The ideas below should help HR leaders incorporate Rubin's concept into their organization and subsequently encourage happier and more productive employees.
Give Employees the Assessment
Offering employees an opportunity to take the Four Tendencies quiz can show that you're committed to helping your staff be self-aware and able to thrive. Your HR team can then work with employees to reflect on their results and use them to foster employee growth.
Hold Workshops to Discuss Results
HR could lead workshops to help employees dig deeper into what they've learned about themselves, and then connect those lessons to work examples so each employees' discoveries can be re-centered and applied to their work. This is a hands-on approach, and HR leaders can control the delivery quality, but it's the least scalable method of delivery.
Empower Managers to Lead Team Discussions
Another approach is to empower managers to lead discussions within their teams. HR could host sessions with managers and provide tools and discussion guides. Good managers are already having regular discussions with their teams that take the form of team meetings and one-on-ones. HR leaders simply need to show managers the importance of employee happiness, and empower them to facilitate these workshops with their teams to promote a culture of continual improvement.
Use Self-Created Happiness Circles
Similar to Lean In Circles that formed to discuss Facebook COO Sheryl Sandberg's book, "Lean In: Women, Work and the Will to Lead," HR leaders should create guidelines that employees can use to form their own circles. These circles work well because it is HR that empowers the groups, but it is the employees who take the lead to manage the process. HR can help employees form these groups using the organization's communications platform, so employees can more efficiently organize meetings and discussions.

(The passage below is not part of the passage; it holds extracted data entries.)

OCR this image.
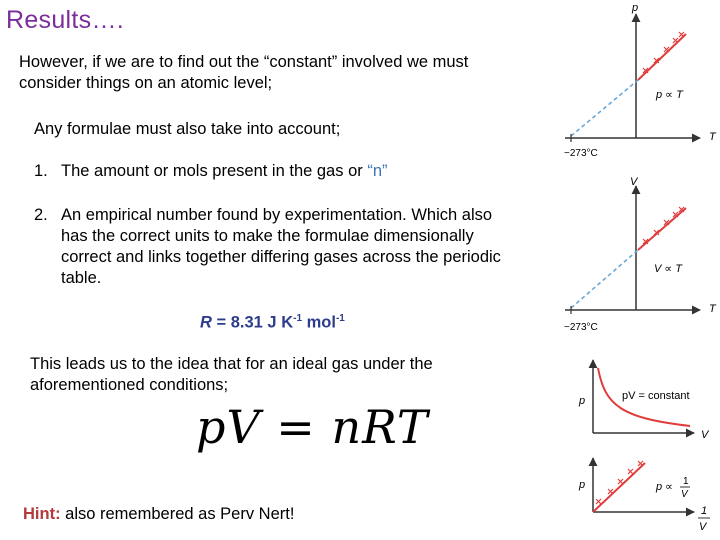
Results….
However, if we are to find out the “constant” involved we must consider things on an atomic level;
Any formulae must also take into account;
1. The amount or mols present in the gas or “n”
2. An empirical number found by experimentation. Which also has the correct units to make the formulae dimensionally correct and links together differing gases across the periodic table.
R = 8.31 J $K^{-1}$ mol$^{-1}$
This leads us to the idea that for an ideal gas under the aforementioned conditions;
pV = nRT
Hint: also remembered as Perv Nert!
p
T
p ∝ T
−273°C
V
T
V ∝ T
−273°C
p
V
pV = constant
p
1
V
p ∝ 1
V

Encourage Discussions Using Enterprise Social Network
HR leaders could leverage the organization's communications platform to facilitate conversations around the Four Tendencies in Rubin's quiz, what people learned about their results and how they're applying what they learned. This is different from a Circles approach because HR forms the group, the group can be organization-wide and a skilled HR manager runs the group like a community manager, facilitating discussions about the four tendencies.
Run a Massive Open Online Course on Happiness
An even more innovative approach could be to create an internal massive open online course (MOOC) that runs in repeating, six-week periods to discuss each of the four tendencies. This MOOC can run four times per year and the executive team can be involved in sharing how they have applied their results, as well.
The link between employee happiness and success is increasingly evident, so HR leaders should use this intelligence to put programs in place to help employees become happier at work to promote a more productive workplace.